In DC, Rich Campbell writes Redskins QB Robert Griffin III is “rocketing to mega-stardom because of his accessibility through social media, controlled appearances in traditional media, and his innate attractive characteristics on and off the field.” He is doing it “as well as anyone ever has in the age of Twitter.” He is “more accessible online” than Broncos QB Peyton Manning or Patriots QB Tom Brady, and he “hasn’t turned heel” like Tiger Woods or Heat F LeBron James (WASHINGTON TIMES, 7/10).
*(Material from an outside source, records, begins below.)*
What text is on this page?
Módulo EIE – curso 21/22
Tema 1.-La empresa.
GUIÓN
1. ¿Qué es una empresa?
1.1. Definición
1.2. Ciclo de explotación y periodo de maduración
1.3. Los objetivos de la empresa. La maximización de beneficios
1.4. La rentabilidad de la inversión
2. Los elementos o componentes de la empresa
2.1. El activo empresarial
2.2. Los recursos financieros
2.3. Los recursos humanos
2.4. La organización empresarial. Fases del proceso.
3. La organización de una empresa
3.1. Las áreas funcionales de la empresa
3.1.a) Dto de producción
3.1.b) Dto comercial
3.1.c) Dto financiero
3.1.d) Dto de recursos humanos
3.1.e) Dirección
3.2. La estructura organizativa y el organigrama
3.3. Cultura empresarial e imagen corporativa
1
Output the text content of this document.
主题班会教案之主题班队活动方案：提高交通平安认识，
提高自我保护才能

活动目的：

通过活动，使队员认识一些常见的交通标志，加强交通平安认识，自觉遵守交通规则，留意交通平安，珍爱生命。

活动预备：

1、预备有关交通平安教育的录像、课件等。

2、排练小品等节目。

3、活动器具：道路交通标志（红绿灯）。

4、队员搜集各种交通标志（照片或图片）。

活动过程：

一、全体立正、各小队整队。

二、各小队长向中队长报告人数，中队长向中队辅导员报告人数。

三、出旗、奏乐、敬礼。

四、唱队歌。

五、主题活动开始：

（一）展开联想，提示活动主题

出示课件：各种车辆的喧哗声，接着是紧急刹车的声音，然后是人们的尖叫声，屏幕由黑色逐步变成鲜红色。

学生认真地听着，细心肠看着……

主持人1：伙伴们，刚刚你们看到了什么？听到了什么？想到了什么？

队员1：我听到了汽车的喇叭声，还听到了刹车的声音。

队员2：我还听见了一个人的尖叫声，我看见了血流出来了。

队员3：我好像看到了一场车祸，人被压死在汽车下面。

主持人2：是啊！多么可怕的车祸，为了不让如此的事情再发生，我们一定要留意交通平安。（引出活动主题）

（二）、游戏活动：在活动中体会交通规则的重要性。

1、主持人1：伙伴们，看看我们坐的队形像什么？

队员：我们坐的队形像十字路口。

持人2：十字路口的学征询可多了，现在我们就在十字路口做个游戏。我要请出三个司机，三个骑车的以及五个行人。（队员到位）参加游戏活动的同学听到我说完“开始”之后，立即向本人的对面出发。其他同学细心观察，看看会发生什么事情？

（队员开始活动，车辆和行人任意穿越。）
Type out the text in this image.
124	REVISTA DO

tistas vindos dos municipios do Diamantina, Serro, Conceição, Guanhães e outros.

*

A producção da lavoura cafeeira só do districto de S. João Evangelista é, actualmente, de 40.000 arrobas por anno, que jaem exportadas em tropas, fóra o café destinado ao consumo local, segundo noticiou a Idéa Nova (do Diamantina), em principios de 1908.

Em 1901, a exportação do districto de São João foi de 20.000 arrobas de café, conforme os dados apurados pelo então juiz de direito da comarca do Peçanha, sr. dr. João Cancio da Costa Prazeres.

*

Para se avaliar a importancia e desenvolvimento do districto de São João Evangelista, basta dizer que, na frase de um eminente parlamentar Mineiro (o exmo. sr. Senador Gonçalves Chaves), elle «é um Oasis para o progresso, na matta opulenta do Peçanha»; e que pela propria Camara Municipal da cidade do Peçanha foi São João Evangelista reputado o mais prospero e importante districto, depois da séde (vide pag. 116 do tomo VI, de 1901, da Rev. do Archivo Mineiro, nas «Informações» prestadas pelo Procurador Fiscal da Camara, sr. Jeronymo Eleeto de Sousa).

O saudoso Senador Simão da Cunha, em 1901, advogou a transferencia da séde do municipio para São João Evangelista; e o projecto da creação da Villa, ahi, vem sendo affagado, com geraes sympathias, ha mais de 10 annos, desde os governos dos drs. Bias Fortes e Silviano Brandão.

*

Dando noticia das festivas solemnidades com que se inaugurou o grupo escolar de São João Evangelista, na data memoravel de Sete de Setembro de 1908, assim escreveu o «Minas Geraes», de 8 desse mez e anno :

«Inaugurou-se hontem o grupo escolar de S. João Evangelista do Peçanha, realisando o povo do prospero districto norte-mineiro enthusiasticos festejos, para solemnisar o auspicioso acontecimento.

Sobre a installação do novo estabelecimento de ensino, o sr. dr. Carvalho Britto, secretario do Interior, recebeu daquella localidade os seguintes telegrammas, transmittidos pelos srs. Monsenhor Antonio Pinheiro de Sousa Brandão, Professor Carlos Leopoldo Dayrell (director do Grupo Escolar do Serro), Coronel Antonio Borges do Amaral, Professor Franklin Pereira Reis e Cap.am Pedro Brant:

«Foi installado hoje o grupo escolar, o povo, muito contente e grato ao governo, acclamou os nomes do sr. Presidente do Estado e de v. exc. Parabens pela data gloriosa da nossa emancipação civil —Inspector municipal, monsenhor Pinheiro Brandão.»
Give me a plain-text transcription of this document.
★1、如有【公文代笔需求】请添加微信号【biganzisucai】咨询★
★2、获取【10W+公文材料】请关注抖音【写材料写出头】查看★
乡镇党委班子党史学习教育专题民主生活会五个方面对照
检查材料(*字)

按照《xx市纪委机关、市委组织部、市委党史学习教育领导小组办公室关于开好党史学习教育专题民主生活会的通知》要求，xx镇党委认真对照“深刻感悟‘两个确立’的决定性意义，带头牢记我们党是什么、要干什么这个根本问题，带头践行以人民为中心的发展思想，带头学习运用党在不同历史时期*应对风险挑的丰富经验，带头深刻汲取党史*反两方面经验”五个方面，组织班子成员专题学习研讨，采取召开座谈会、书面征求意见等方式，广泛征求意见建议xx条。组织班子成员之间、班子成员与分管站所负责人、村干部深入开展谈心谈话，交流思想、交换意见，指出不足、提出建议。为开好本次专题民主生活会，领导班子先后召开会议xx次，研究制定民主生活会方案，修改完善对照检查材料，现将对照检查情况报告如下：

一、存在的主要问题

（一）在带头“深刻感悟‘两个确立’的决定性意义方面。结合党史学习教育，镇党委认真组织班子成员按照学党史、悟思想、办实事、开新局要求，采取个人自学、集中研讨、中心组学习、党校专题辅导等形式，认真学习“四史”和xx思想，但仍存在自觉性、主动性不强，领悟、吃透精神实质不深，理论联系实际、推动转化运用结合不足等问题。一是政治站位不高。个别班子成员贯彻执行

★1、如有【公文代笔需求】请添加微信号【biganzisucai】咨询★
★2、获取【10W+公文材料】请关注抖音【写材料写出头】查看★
FACING CONSEQUENCES: In Boston, Jordan Graham noted Stars C Tyler Seguin’s recent “controversial homophobic tweet could cost him lucrative endorsement deals as he struggles to establish himself in a new market.” Harvard Business School professor and sports marketing expert Stephen Greyser said that Seguin, who was traded to the Stars after three years with the Bruins, "may have just scared off any opportunities he may have had.” He said that Seguin has “not risen to the level of superstar that would allow him to weather this incident” (BOSTON HERALD, 7/9). Seguin yesterday said “My Twitter was taken over, along with a few other things that are with my name. It definitely didn’t feel good that my name was out there saying negative things.” Stars GM Jim Nill: "I think Twitter and social media are a major downfall of ours” (BOSTON GLOBE, 7/10).

: ADWEEK’s David Kiefaber noted Roxy’s “teaser ad for the Pro Biarritz 2013 surfing contest, which it's sponsoring, is more about butts than surfing.” The ad features surfer Stephanie Gilmore and critics have “sneered at the ad's focus on the surfer's body instead of her skills.” Kiefaber wrote, “I have to say, I agree with them.” Coming from a company “that claims to speak to female athletes, the teaser video pretty much ignored athletics for blatant eye candy” (, 7/9).